The company also increased capacity with available seat kilometres (ASKs) growing faster than its guidance. ASKs increased 28 per cent year-on-year in July, against the management’s guidance of 25 per cent for the quarter ending September. The company achieved ASK growth of 25 per cent in the June quarter, while the guidance was for 23 per cent.
Load factor (capacity utilisation) and market share trailed those of peers in the June quarter. The former fell 470 bps in the quarter year-on-year (y-o-y), even though average fares fell 11 per cent as competitors operated at lower fares. While its load factor was 77.9 per cent in June, this rose to 83.6 per cent in July. Analysts at Kotak Institutional Equities (Kotak) say the July performance is a reflection of the management’s aim to improve market share and load factor by matching the aggressive pricing of peers for the rest of FY17.
However, analysts at ICICI Securities say low fares cannot be the only explanation for the jump in passenger traffic, considering that July is traditionally a weak month. The performance, according to them, establishes the underlying fundamentals of the domestic market. Analysts say their assumptions of domestic supply lagging growth is panning out, and this gap will increase with strong demand in the December and March quarters and supply side adjustments pointing to a slower pace of capacity addition than expected.

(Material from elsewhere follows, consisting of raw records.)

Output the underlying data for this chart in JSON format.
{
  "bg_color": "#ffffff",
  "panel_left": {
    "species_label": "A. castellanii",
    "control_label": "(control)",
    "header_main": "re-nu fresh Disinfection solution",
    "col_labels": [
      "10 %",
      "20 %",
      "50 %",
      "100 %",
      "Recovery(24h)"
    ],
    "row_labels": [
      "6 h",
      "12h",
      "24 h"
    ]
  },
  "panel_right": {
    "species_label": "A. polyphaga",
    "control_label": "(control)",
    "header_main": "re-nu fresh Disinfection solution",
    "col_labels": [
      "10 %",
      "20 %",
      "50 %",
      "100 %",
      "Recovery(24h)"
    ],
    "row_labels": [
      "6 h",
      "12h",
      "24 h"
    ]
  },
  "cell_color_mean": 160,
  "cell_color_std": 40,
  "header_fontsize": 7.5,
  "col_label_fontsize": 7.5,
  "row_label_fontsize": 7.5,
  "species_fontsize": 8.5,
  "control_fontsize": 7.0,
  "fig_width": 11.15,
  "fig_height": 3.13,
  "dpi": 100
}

Analysts at Kotak say while the strong passenger volume growth in July is encouraging and ahead of estimates, it is most likely at the expense of yield. It estimates IndiGo’s yield to fall five per cent in FY17 as all major players are likely to continue their aggressive discounting strategy. In addition to volume growth, a recovery in yield, according to them, is a key near-term trigger for the company’s stock price.